A exposição que ocupa a Grande Galeria Alberto da Veiga Guignard a partir de hoje é basicamente a mesma que passou por São Paulo e Porto Alegre. Nemer diz que, nesse percurso que a mostra cumpriu até aqui, algumas obras foram vendidas, mas, como a produção foi intensa ao longo dos últimos dois anos, ele tinha outras para substituí-las, sem que houvesse prejuízo ou descaracterização do conjunto.
RECEPÇÃO EM SÃO PAULO
Sobre a recepção que “Aquarelas recentes” teve tanto no Instituto Tomie Ohtake quanto na Fundação Iberê Camargo, ele diz, a propósito, que foi excelente. “Foram dois períodos expositivos muito bons, apesar das restrições de público em função da pandemia. Na abertura, por exemplo, eu tive o direito de convidar 30 amigos apenas, não mais que isso. Tudo era muito rígido, mas fiquei bastante feliz com o resultado. O catálogo ficou muito bom, teve uma cobertura excelente da imprensa e gerou uma repercussão legal”, aponta.
Ele também diz que os dois espaços por onde a mostra passou são “espetaculares” e que, assim como a Fundação Clóvis Salgado, são essas instâncias que têm dado sustentação às atividades culturais neste momento tão difícil para o setor.
“A exposição que chega agora ao Palácio das Artes, depois de passar pelo Instituto Tomie Ohtake e pela Fundação Iberê, é um exemplo positivo de acolhida por parte das instituições. Todos os três espaços fazem um trabalho sério e dinâmico e devem servir de parâmetro quando se fala em gestão cultural”, comenta.
O panorama da cultura brasileira na atualidade é muito rico, mas as políticas públicas, no geral, têm dificuldade de acompanhá-lo, segundo o artista. Ele considera que, especialmente no âmbito federal, o atual cenário é dramático.
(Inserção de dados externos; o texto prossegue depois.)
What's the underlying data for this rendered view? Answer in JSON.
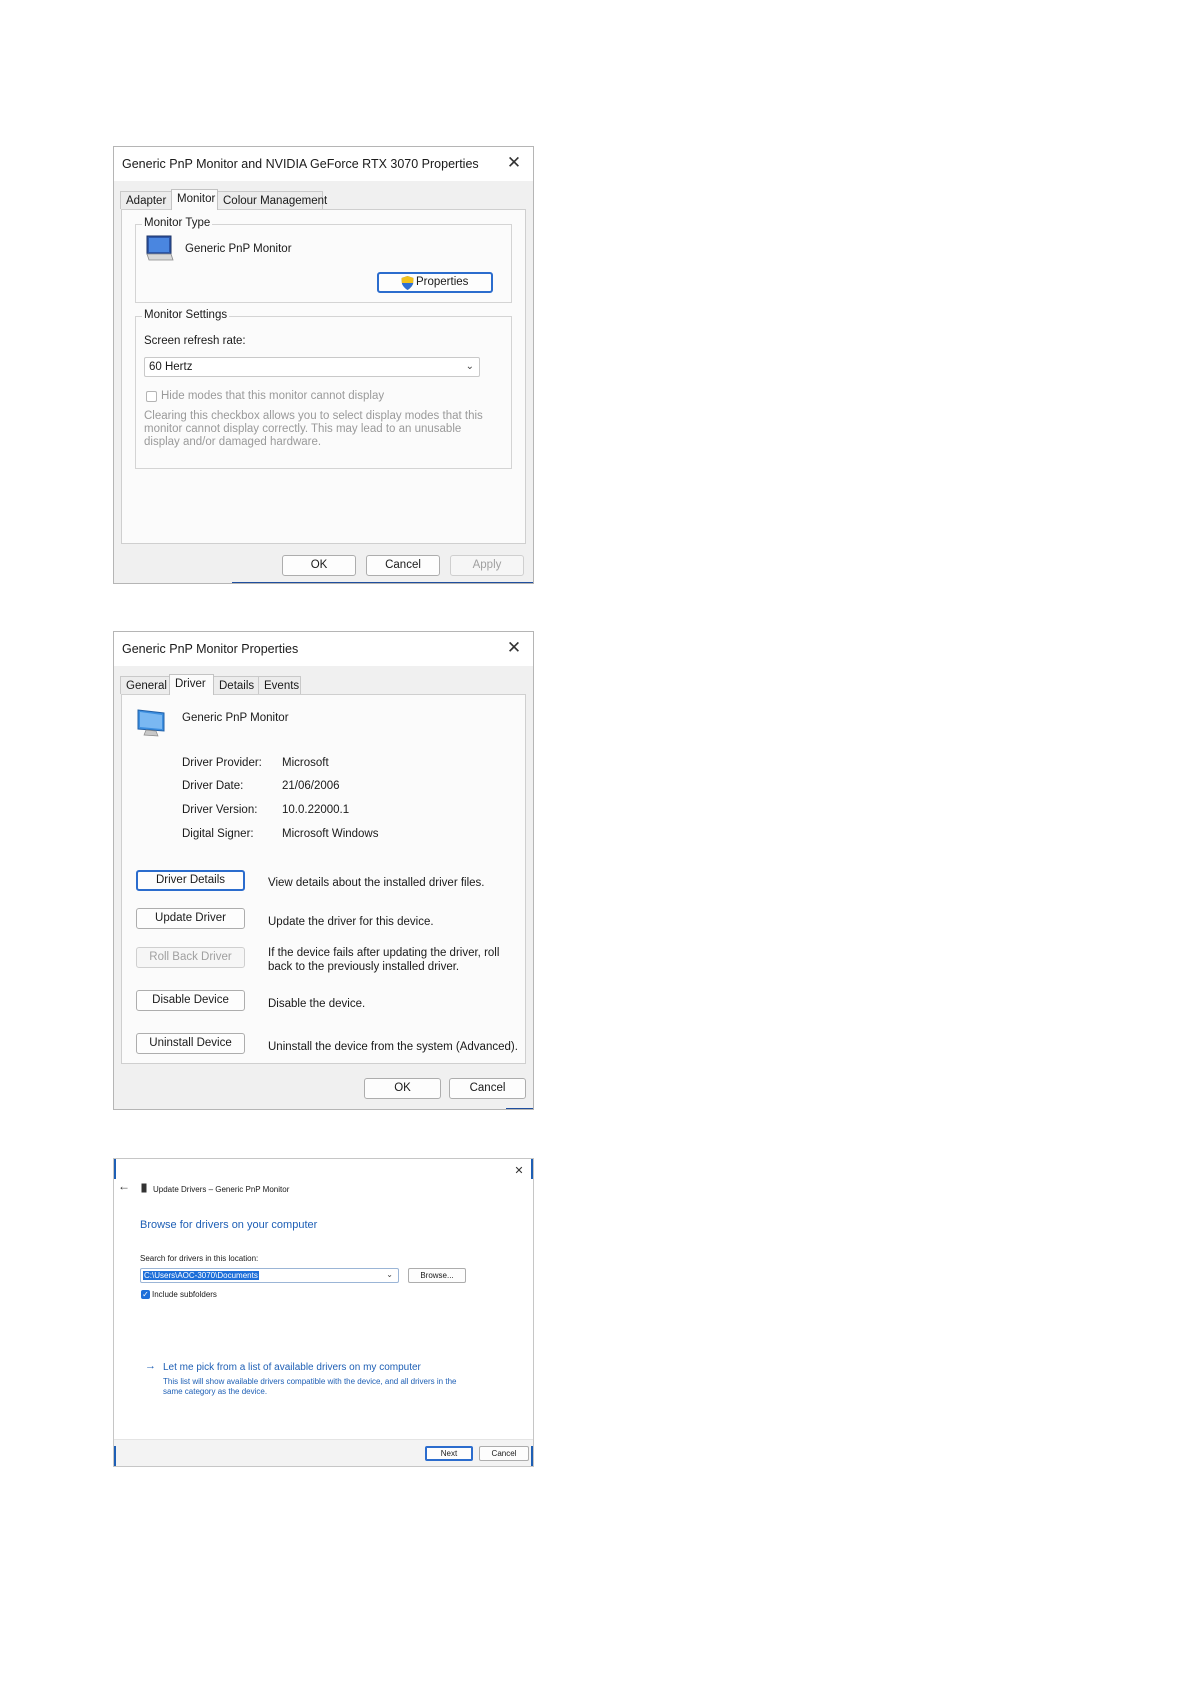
{
  "dialog1": {
    "title": "Generic PnP Monitor and NVIDIA GeForce RTX 3070 Properties",
    "tabs": [
      "Adapter",
      "Monitor",
      "Colour Management"
    ],
    "active_tab": "Monitor",
    "monitor_type": {
      "legend": "Monitor Type",
      "name": "Generic PnP Monitor",
      "properties_button": "Properties"
    },
    "monitor_settings": {
      "legend": "Monitor Settings",
      "refresh_label": "Screen refresh rate:",
      "refresh_value": "60 Hertz",
      "hide_modes_label": "Hide modes that this monitor cannot display",
      "hide_modes_desc": [
        "Clearing this checkbox allows you to select display modes that this",
        "monitor cannot display correctly. This may lead to an unusable",
        "display and/or damaged hardware."
      ]
    },
    "buttons": {
      "ok": "OK",
      "cancel": "Cancel",
      "apply": "Apply"
    }
  },
  "dialog2": {
    "title": "Generic PnP Monitor Properties",
    "tabs": [
      "General",
      "Driver",
      "Details",
      "Events"
    ],
    "active_tab": "Driver",
    "device_name": "Generic PnP Monitor",
    "info": [
      {
        "label": "Driver Provider:",
        "value": "Microsoft"
      },
      {
        "label": "Driver Date:",
        "value": "21/06/2006"
      },
      {
        "label": "Driver Version:",
        "value": "10.0.22000.1"
      },
      {
        "label": "Digital Signer:",
        "value": "Microsoft Windows"
      }
    ],
    "actions": [
      {
        "button": "Driver Details",
        "desc": [
          "View details about the installed driver files."
        ]
      },
      {
        "button": "Update Driver",
        "desc": [
          "Update the driver for this device."
        ]
      },
      {
        "button": "Roll Back Driver",
        "desc": [
          "If the device fails after updating the driver, roll",
          "back to the previously installed driver."
        ]
      },
      {
        "button": "Disable Device",
        "desc": [
          "Disable the device."
        ]
      },
      {
        "button": "Uninstall Device",
        "desc": [
          "Uninstall the device from the system (Advanced)."
        ]
      }
    ],
    "buttons": {
      "ok": "OK",
      "cancel": "Cancel"
    }
  },
  "dialog3": {
    "header": "Update Drivers – Generic PnP Monitor",
    "heading": "Browse for drivers on your computer",
    "search_label": "Search for drivers in this location:",
    "path_value": "C:\\Users\\AOC-3070\\Documents",
    "browse_button": "Browse...",
    "include_subfolders": "Include subfolders",
    "pick_link": "Let me pick from a list of available drivers on my computer",
    "pick_desc": [
      "This list will show available drivers compatible with the device, and all drivers in the",
      "same category as the device."
    ],
    "buttons": {
      "next": "Next",
      "cancel": "Cancel"
    }
  },
  "icons": {
    "close": "✕",
    "back": "←",
    "arrow_right": "→",
    "chevron_down": "⌄"
  }
}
Nemer identifica um desmonte da cultura, com órgãos responsáveis pela gestão do setor sendo muito mal administrados.
“Para se ter uma ideia, estou com um processo para conseguir recursos, via Lei Rouanet, tramitando há dois anos sem nenhuma resposta. É uma loucura total. O Instituto do Patrimônio Histórico está uma lástima, a Funarte está uma lástima. Os órgãos de cultura no plano federal estão completamente à deriva. Num panorama mais geral, o que salva são certos espaços, como esses em que tenho exposto. Eu navego é por aí e sou muito grato às portas abertas por esses institutos e fundações.”
SURDINA
Com curadoria do professor Agnaldo Farias, da Faculdade de Arquitetura e Urbanismo da Universidade de São Paulo e crítico de arte, também responsável por organizar a última exposição de Nemer, em 2019, “Aquarelas recentes” é, conforme aponta o artista, uma mostra que pede uma atmosfera intimista.
Nemer diz que o público será apresentado a uma exposição que se desvela em seus mistérios e sutilezas. O projeto expositivo da Grande Galeria foi pensado com o intuito de cumprir esse papel.
“A exposição tem uma ambientação de câmara, não de orquestra grandiloquente. A produção do espaço, com pessoas sensíveis, foi muito atenta a esse detalhe. Experiências anteriores me mostraram o quanto os visitantes se sensibilizam quando veem algo em surdina. As pessoas até falam baixo, se envolvem com aquilo que está sendo mostrado. Essa é uma recompensa para o artista, o fato de mostrar a obra e sentir que ela é vista como se deve.”
“NEMER – AQUARELAS RECENTES”
Individual do artista, a partir desta terça-feira (19/4) até 5 de junho, na Grande Galeria Alberto da Veiga Guignard, do Palácio das Artes (Av. Afonso Pena, 1.537, Centro – 31 3236-7400). Horário de visitação: das 9h30 às 21h, de terça-feira a sábado, e das 17h às 21h, aos domingos.